OMS alerta para alta no uso de sachês de nicotina entre jovens

UM Organização Mundial da Saúde (OMS) emitiu um alerta global sobre a rápida expansão dos sachês de nicotina, produtos que vêm sendo direcionados de forma energética a adolescentes e jovens.

Segundo o órgão, o crescimento ocorre em ritmo acelerado e supera a capacidade de regulamentação em muitos países, aumentando o risco de dependência e impactos à saúde.

O alerta foi divulgado na preparação para o Dia Mundial Sem Tabaco, celebrado em 31 de maio, que neste ano terá como foco o vício em nicotina e as estratégias utilizadas pela indústria para atrair uma nova geração de consumidores.

O que são os sachês de nicotina

Os sachês de nicotina são pequenos pacotes colocados entre a gengiva e o lábioque liberam a substância diretamente pela mucosa bucal. Embora não contenham tabaco, eles possuem nicotina, além de aromatizantes, adoçantes e outros aditivos.

Apesar do formato discreto e da facilidade de uso, a OMS reforça que a nicotina é altamente viciante. O risco é ainda maior quando o consumo começa cedo, já que o cérebro de adolescentes e jovens adultos ainda está em desenvolvimento.

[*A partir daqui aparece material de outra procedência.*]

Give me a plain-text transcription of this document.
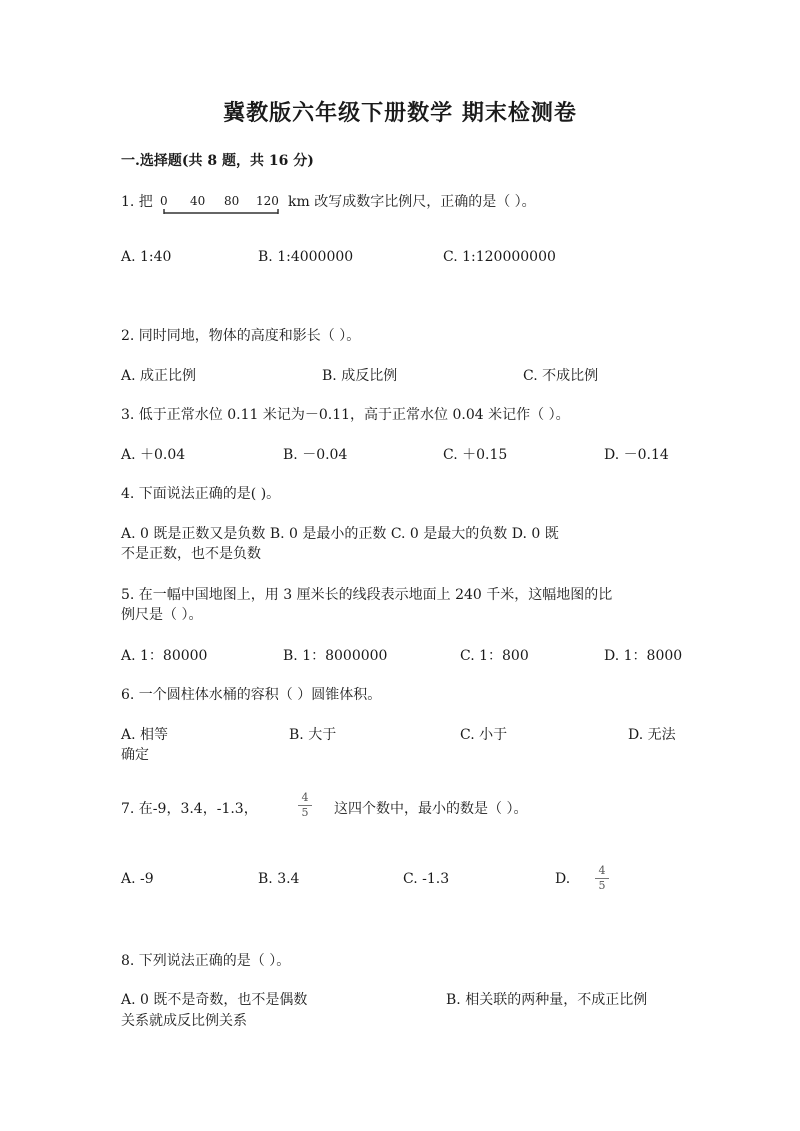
冀教版六年级下册数学 期末检测卷
一.选择题(共 8 题，共 16 分)
1. 把 0 40 80 120 km 改写成数字比例尺，正确的是（ ）。
A. 1:40	B. 1:4000000	C. 1:120000000
2. 同时同地，物体的高度和影长（ ）。
A. 成正比例	B. 成反比例	C. 不成比例
3. 低于正常水位 0.11 米记为－0.11，高于正常水位 0.04 米记作（ ）。
A. ＋0.04	B. －0.04	C. ＋0.15	D. －0.14
4. 下面说法正确的是( )。
A. 0 既是正数又是负数 B. 0 是最小的正数 C. 0 是最大的负数 D. 0 既
不是正数，也不是负数
5. 在一幅中国地图上，用 3 厘米长的线段表示地面上 240 千米，这幅地图的比
例尺是（ ）。
A. 1：80000	B. 1：8000000	C. 1：800	D. 1：8000
6. 一个圆柱体水桶的容积（ ）圆锥体积。
A. 相等	B. 大于	C. 小于	D. 无法
确定
7. 在-9，3.4，-1.3，
4
5 这四个数中，最小的数是（ ）。
A. -9	B. 3.4	C. -1.3	D.
4
5
8. 下列说法正确的是（ ）。
A. 0 既不是奇数，也不是偶数	B. 相关联的两种量，不成正比例
关系就成反比例关系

A exposição nessa fase pode afetar funções importantes, como atenção e aprendizagem, além de aumentar a probabilidade de dependência ao longo da vida. O uso também está associado ao aumento do risco cardiovascular.

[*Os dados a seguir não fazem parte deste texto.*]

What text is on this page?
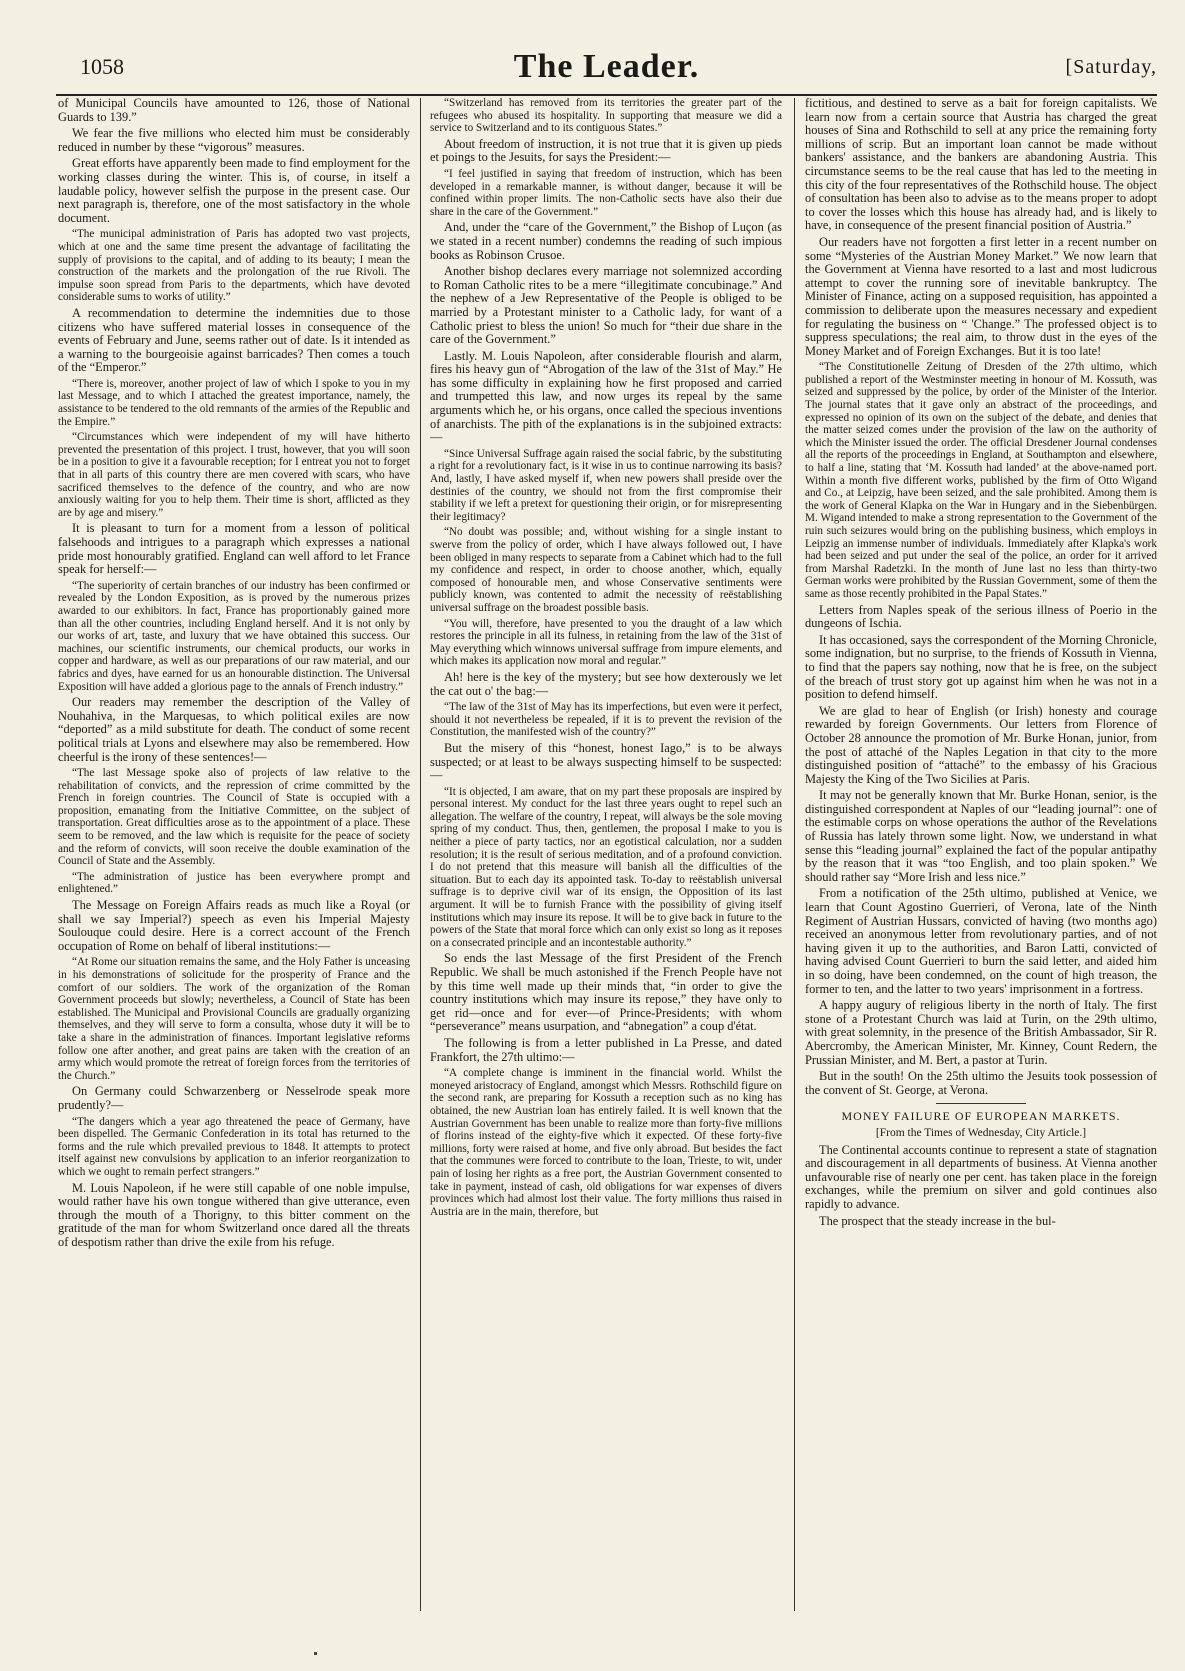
1058	The Leader.	[Saturday,

of Municipal Councils have amounted to 126, those of National Guards to 139.”

We fear the five millions who elected him must be considerably reduced in number by these “vigorous” measures.

Great efforts have apparently been made to find employment for the working classes during the winter. This is, of course, in itself a laudable policy, however selfish the purpose in the present case. Our next paragraph is, therefore, one of the most satisfactory in the whole document.

“The municipal administration of Paris has adopted two vast projects, which at one and the same time present the advantage of facilitating the supply of provisions to the capital, and of adding to its beauty; I mean the construction of the markets and the prolongation of the rue Rivoli. The impulse soon spread from Paris to the departments, which have devoted considerable sums to works of utility.”

A recommendation to determine the indemnities due to those citizens who have suffered material losses in consequence of the events of February and June, seems rather out of date. Is it intended as a warning to the bourgeoisie against barricades? Then comes a touch of the “Emperor.”

“There is, moreover, another project of law of which I spoke to you in my last Message, and to which I attached the greatest importance, namely, the assistance to be tendered to the old remnants of the armies of the Republic and the Empire.”

“Circumstances which were independent of my will have hitherto prevented the presentation of this project. I trust, however, that you will soon be in a position to give it a favourable reception; for I entreat you not to forget that in all parts of this country there are men covered with scars, who have sacrificed themselves to the defence of the country, and who are now anxiously waiting for you to help them. Their time is short, afflicted as they are by age and misery.”

It is pleasant to turn for a moment from a lesson of political falsehoods and intrigues to a paragraph which expresses a national pride most honourably gratified. England can well afford to let France speak for herself:—

“The superiority of certain branches of our industry has been confirmed or revealed by the London Exposition, as is proved by the numerous prizes awarded to our exhibitors. In fact, France has proportionably gained more than all the other countries, including England herself. And it is not only by our works of art, taste, and luxury that we have obtained this success. Our machines, our scientific instruments, our chemical products, our works in copper and hardware, as well as our preparations of our raw material, and our fabrics and dyes, have earned for us an honourable distinction. The Universal Exposition will have added a glorious page to the annals of French industry.”

Our readers may remember the description of the Valley of Nouhahiva, in the Marquesas, to which political exiles are now “deported” as a mild substitute for death. The conduct of some recent political trials at Lyons and elsewhere may also be remembered. How cheerful is the irony of these sentences!—

“The last Message spoke also of projects of law relative to the rehabilitation of convicts, and the repression of crime committed by the French in foreign countries. The Council of State is occupied with a proposition, emanating from the Initiative Committee, on the subject of transportation. Great difficulties arose as to the appointment of a place. These seem to be removed, and the law which is requisite for the peace of society and the reform of convicts, will soon receive the double examination of the Council of State and the Assembly.

“The administration of justice has been everywhere prompt and enlightened.”

The Message on Foreign Affairs reads as much like a Royal (or shall we say Imperial?) speech as even his Imperial Majesty Soulouque could desire. Here is a correct account of the French occupation of Rome on behalf of liberal institutions:—

“At Rome our situation remains the same, and the Holy Father is unceasing in his demonstrations of solicitude for the prosperity of France and the comfort of our soldiers. The work of the organization of the Roman Government proceeds but slowly; nevertheless, a Council of State has been established. The Municipal and Provisional Councils are gradually organizing themselves, and they will serve to form a consulta, whose duty it will be to take a share in the administration of finances. Important legislative reforms follow one after another, and great pains are taken with the creation of an army which would promote the retreat of foreign forces from the territories of the Church.”

On Germany could Schwarzenberg or Nesselrode speak more prudently?—

“The dangers which a year ago threatened the peace of Germany, have been dispelled. The Germanic Confederation in its total has returned to the forms and the rule which prevailed previous to 1848. It attempts to protect itself against new convulsions by application to an inferior reorganization to which we ought to remain perfect strangers.”

M. Louis Napoleon, if he were still capable of one noble impulse, would rather have his own tongue withered than give utterance, even through the mouth of a Thorigny, to this bitter comment on the gratitude of the man for whom Switzerland once dared all the threats of despotism rather than drive the exile from his refuge.

“Switzerland has removed from its territories the greater part of the refugees who abused its hospitality. In supporting that measure we did a service to Switzerland and to its contiguous States.”

About freedom of instruction, it is not true that it is given up pieds et poings to the Jesuits, for says the President:—

“I feel justified in saying that freedom of instruction, which has been developed in a remarkable manner, is without danger, because it will be confined within proper limits. The non-Catholic sects have also their due share in the care of the Government.”

And, under the “care of the Government,” the Bishop of Luçon (as we stated in a recent number) condemns the reading of such impious books as Robinson Crusoe.

Another bishop declares every marriage not solemnized according to Roman Catholic rites to be a mere “illegitimate concubinage.” And the nephew of a Jew Representative of the People is obliged to be married by a Protestant minister to a Catholic lady, for want of a Catholic priest to bless the union! So much for “their due share in the care of the Government.”

Lastly. M. Louis Napoleon, after considerable flourish and alarm, fires his heavy gun of “Abrogation of the law of the 31st of May.” He has some difficulty in explaining how he first proposed and carried and trumpetted this law, and now urges its repeal by the same arguments which he, or his organs, once called the specious inventions of anarchists. The pith of the explanations is in the subjoined extracts:—

“Since Universal Suffrage again raised the social fabric, by the substituting a right for a revolutionary fact, is it wise in us to continue narrowing its basis? And, lastly, I have asked myself if, when new powers shall preside over the destinies of the country, we should not from the first compromise their stability if we left a pretext for questioning their origin, or for misrepresenting their legitimacy?

“No doubt was possible; and, without wishing for a single instant to swerve from the policy of order, which I have always followed out, I have been obliged in many respects to separate from a Cabinet which had to the full my confidence and respect, in order to choose another, which, equally composed of honourable men, and whose Conservative sentiments were publicly known, was contented to admit the necessity of reëstablishing universal suffrage on the broadest possible basis.

“You will, therefore, have presented to you the draught of a law which restores the principle in all its fulness, in retaining from the law of the 31st of May everything which winnows universal suffrage from impure elements, and which makes its application now moral and regular.”

Ah! here is the key of the mystery; but see how dexterously we let the cat out o' the bag:—

“The law of the 31st of May has its imperfections, but even were it perfect, should it not nevertheless be repealed, if it is to prevent the revision of the Constitution, the manifested wish of the country?”

But the misery of this “honest, honest Iago,” is to be always suspected; or at least to be always suspecting himself to be suspected:—

“It is objected, I am aware, that on my part these proposals are inspired by personal interest. My conduct for the last three years ought to repel such an allegation. The welfare of the country, I repeat, will always be the sole moving spring of my conduct. Thus, then, gentlemen, the proposal I make to you is neither a piece of party tactics, nor an egotistical calculation, nor a sudden resolution; it is the result of serious meditation, and of a profound conviction. I do not pretend that this measure will banish all the difficulties of the situation. But to each day its appointed task. To-day to reëstablish universal suffrage is to deprive civil war of its ensign, the Opposition of its last argument. It will be to furnish France with the possibility of giving itself institutions which may insure its repose. It will be to give back in future to the powers of the State that moral force which can only exist so long as it reposes on a consecrated principle and an incontestable authority.”

So ends the last Message of the first President of the French Republic. We shall be much astonished if the French People have not by this time well made up their minds that, “in order to give the country institutions which may insure its repose,” they have only to get rid—once and for ever—of Prince-Presidents; with whom “perseverance” means usurpation, and “abnegation” a coup d'état.

The following is from a letter published in La Presse, and dated Frankfort, the 27th ultimo:—

“A complete change is imminent in the financial world. Whilst the moneyed aristocracy of England, amongst which Messrs. Rothschild figure on the second rank, are preparing for Kossuth a reception such as no king has obtained, the new Austrian loan has entirely failed. It is well known that the Austrian Government has been unable to realize more than forty-five millions of florins instead of the eighty-five which it expected. Of these forty-five millions, forty were raised at home, and five only abroad. But besides the fact that the communes were forced to contribute to the loan, Trieste, to wit, under pain of losing her rights as a free port, the Austrian Government consented to take in payment, instead of cash, old obligations for war expenses of divers provinces which had almost lost their value. The forty millions thus raised in Austria are in the main, therefore, but

fictitious, and destined to serve as a bait for foreign capitalists. We learn now from a certain source that Austria has charged the great houses of Sina and Rothschild to sell at any price the remaining forty millions of scrip. But an important loan cannot be made without bankers' assistance, and the bankers are abandoning Austria. This circumstance seems to be the real cause that has led to the meeting in this city of the four representatives of the Rothschild house. The object of consultation has been also to advise as to the means proper to adopt to cover the losses which this house has already had, and is likely to have, in consequence of the present financial position of Austria.”

Our readers have not forgotten a first letter in a recent number on some “Mysteries of the Austrian Money Market.” We now learn that the Government at Vienna have resorted to a last and most ludicrous attempt to cover the running sore of inevitable bankruptcy. The Minister of Finance, acting on a supposed requisition, has appointed a commission to deliberate upon the measures necessary and expedient for regulating the business on “ 'Change.” The professed object is to suppress speculations; the real aim, to throw dust in the eyes of the Money Market and of Foreign Exchanges. But it is too late!

“The Constitutionelle Zeitung of Dresden of the 27th ultimo, which published a report of the Westminster meeting in honour of M. Kossuth, was seized and suppressed by the police, by order of the Minister of the Interior. The journal states that it gave only an abstract of the proceedings, and expressed no opinion of its own on the subject of the debate, and denies that the matter seized comes under the provision of the law on the authority of which the Minister issued the order. The official Dresdener Journal condenses all the reports of the proceedings in England, at Southampton and elsewhere, to half a line, stating that ‘M. Kossuth had landed’ at the above-named port. Within a month five different works, published by the firm of Otto Wigand and Co., at Leipzig, have been seized, and the sale prohibited. Among them is the work of General Klapka on the War in Hungary and in the Siebenbürgen. M. Wigand intended to make a strong representation to the Government of the ruin such seizures would bring on the publishing business, which employs in Leipzig an immense number of individuals. Immediately after Klapka's work had been seized and put under the seal of the police, an order for it arrived from Marshal Radetzki. In the month of June last no less than thirty-two German works were prohibited by the Russian Government, some of them the same as those recently prohibited in the Papal States.”

Letters from Naples speak of the serious illness of Poerio in the dungeons of Ischia.

It has occasioned, says the correspondent of the Morning Chronicle, some indignation, but no surprise, to the friends of Kossuth in Vienna, to find that the papers say nothing, now that he is free, on the subject of the breach of trust story got up against him when he was not in a position to defend himself.

We are glad to hear of English (or Irish) honesty and courage rewarded by foreign Governments. Our letters from Florence of October 28 announce the promotion of Mr. Burke Honan, junior, from the post of attaché of the Naples Legation in that city to the more distinguished position of “attaché” to the embassy of his Gracious Majesty the King of the Two Sicilies at Paris.

It may not be generally known that Mr. Burke Honan, senior, is the distinguished correspondent at Naples of our “leading journal”: one of the estimable corps on whose operations the author of the Revelations of Russia has lately thrown some light. Now, we understand in what sense this “leading journal” explained the fact of the popular antipathy by the reason that it was “too English, and too plain spoken.” We should rather say “More Irish and less nice.”

From a notification of the 25th ultimo, published at Venice, we learn that Count Agostino Guerrieri, of Verona, late of the Ninth Regiment of Austrian Hussars, convicted of having (two months ago) received an anonymous letter from revolutionary parties, and of not having given it up to the authorities, and Baron Latti, convicted of having advised Count Guerrieri to burn the said letter, and aided him in so doing, have been condemned, on the count of high treason, the former to ten, and the latter to two years' imprisonment in a fortress.

A happy augury of religious liberty in the north of Italy. The first stone of a Protestant Church was laid at Turin, on the 29th ultimo, with great solemnity, in the presence of the British Ambassador, Sir R. Abercromby, the American Minister, Mr. Kinney, Count Redern, the Prussian Minister, and M. Bert, a pastor at Turin.

But in the south! On the 25th ultimo the Jesuits took possession of the convent of St. George, at Verona.

MONEY FAILURE OF EUROPEAN MARKETS.

[From the Times of Wednesday, City Article.]

The Continental accounts continue to represent a state of stagnation and discouragement in all departments of business. At Vienna another unfavourable rise of nearly one per cent. has taken place in the foreign exchanges, while the premium on silver and gold continues also rapidly to advance.

The prospect that the steady increase in the bul-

Os números evidenciam a dimensão do problema. As vendas globais de sachês de nicotina ultrapassaram 23 bilhões de unidades em 2024, um aumento superior a 50% em relação ao ano anterior. Em 2025, o mercado global movimentou quase US$ 7 bilhões.

O cenário é detalhado no primeiro relatório global da OMS sobre o tema, intitulado “Expondo as táticas e estratégias de marketing que impulsionam o crescimento das bolsas de nicotina”, elaborado em resposta a pedidos de países que buscavam orientações oficiais sobre o produto.

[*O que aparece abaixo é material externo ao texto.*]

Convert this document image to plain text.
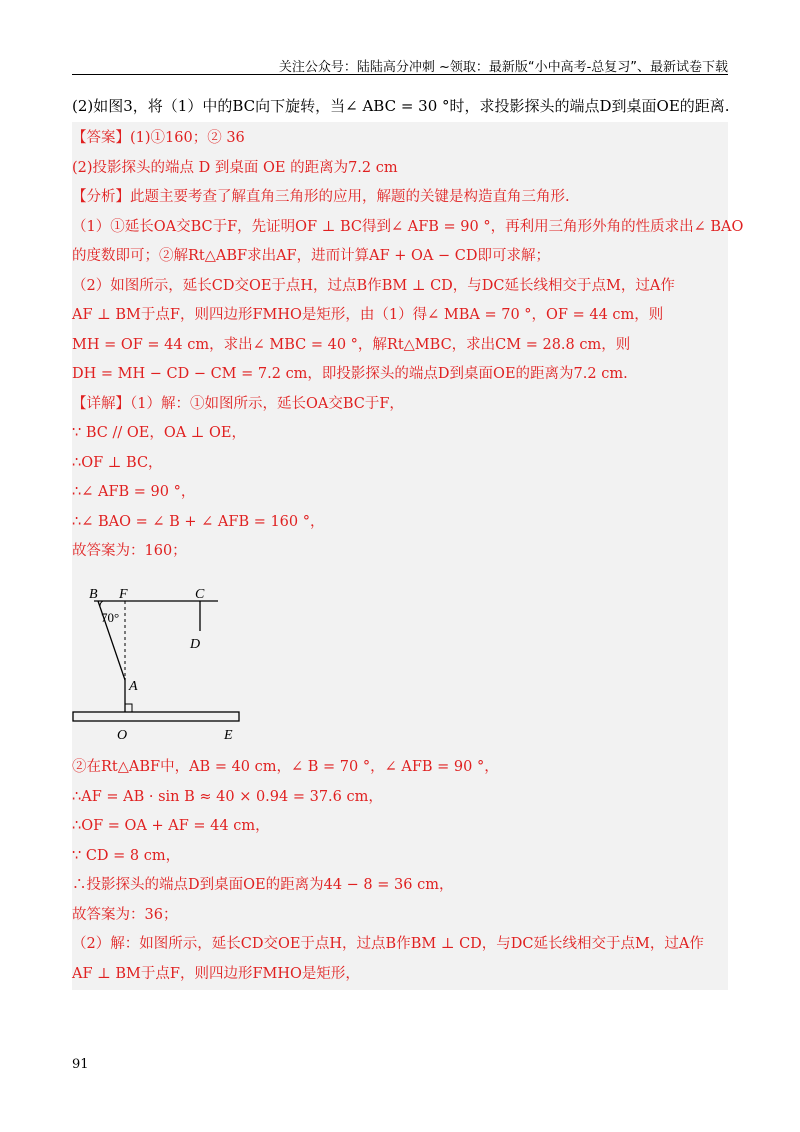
关注公众号：陆陆高分冲刺 ~领取：最新版“小中高考-总复习”、最新试卷下载
(2)如图3，将（1）中的BC向下旋转，当∠ ABC = 30 °时，求投影探头的端点D到桌面OE的距离.
【答案】(1)①160；② 36
(2)投影探头的端点 D 到桌面 OE 的距离为7.2 cm
【分析】此题主要考查了解直角三角形的应用，解题的关键是构造直角三角形.
（1）①延长OA交BC于F，先证明OF ⊥ BC得到∠ AFB = 90 °，再利用三角形外角的性质求出∠ BAO
的度数即可；②解Rt△ABF求出AF，进而计算AF + OA − CD即可求解；
（2）如图所示，延长CD交OE于点H，过点B作BM ⊥ CD，与DC延长线相交于点M，过A作
AF ⊥ BM于点F，则四边形FMHO是矩形，由（1）得∠ MBA = 70 °，OF = 44 cm，则
MH = OF = 44 cm，求出∠ MBC = 40 °，解Rt△MBC，求出CM = 28.8 cm，则
DH = MH − CD − CM = 7.2 cm，即投影探头的端点D到桌面OE的距离为7.2 cm.
【详解】（1）解：①如图所示，延长OA交BC于F，
∵ BC // OE，OA ⊥ OE，
∴OF ⊥ BC，
∴∠ AFB = 90 °，
∴∠ BAO = ∠ B + ∠ AFB = 160 °，
故答案为：160；
B F	C
70°
D
A
O	E
②在Rt△ABF中，AB = 40 cm，∠ B = 70 °，∠ AFB = 90 °，
∴AF = AB · sin B ≈ 40 × 0.94 = 37.6 cm，
∴OF = OA + AF = 44 cm，
∵ CD = 8 cm，
∴投影探头的端点D到桌面OE的距离为44 − 8 = 36 cm，
故答案为：36；
（2）解：如图所示，延长CD交OE于点H，过点B作BM ⊥ CD，与DC延长线相交于点M，过A作
AF ⊥ BM于点F，则四边形FMHO是矩形，
91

“O uso de sachês de nicotina está se espalhando rapidamente, enquanto a regulamentação luta para acompanhar o ritmo. Os governos devem agir agora com salvaguardas fortes e baseadas em evidências.”, afirmou Vinayak Prasad, chefe da Unidade da Iniciativa Livre de Tabaco da OMS.

Pequenos, discretos e com aparência inofensiva OMS Chama atenção para risco de dependência

Falhas na regulação aumentam o risco

A OMS aponta que a ausência de regras claras em grande parte do mundo contribui para a disseminação do produto. Cerca de 160 países ainda não possuem regulamentação específica para os sachês de nicotina. Outros 16 proíbem a venda, enquanto 32 adotam algum tipo de controle.

Entre as medidas existentes estão restrições de sabores, proibição de venda para menores e limitações de publicidade. Ainda assim, a cobertura é considerada insuficiente para conter o avanço do consumo.

O relatório destaca que a indústria tem adotado estratégias específicas para alcançar o público jovem. Entre elas estão embalagens modernas e discretas, sabores atrativos como chiclete e bala, além de forte presença nas redes sociais.

O uso de influenciadores digitais, o patrocínio de eventos e a associação com um estilo de vida ajudam a tornar o consumo mais aceitável.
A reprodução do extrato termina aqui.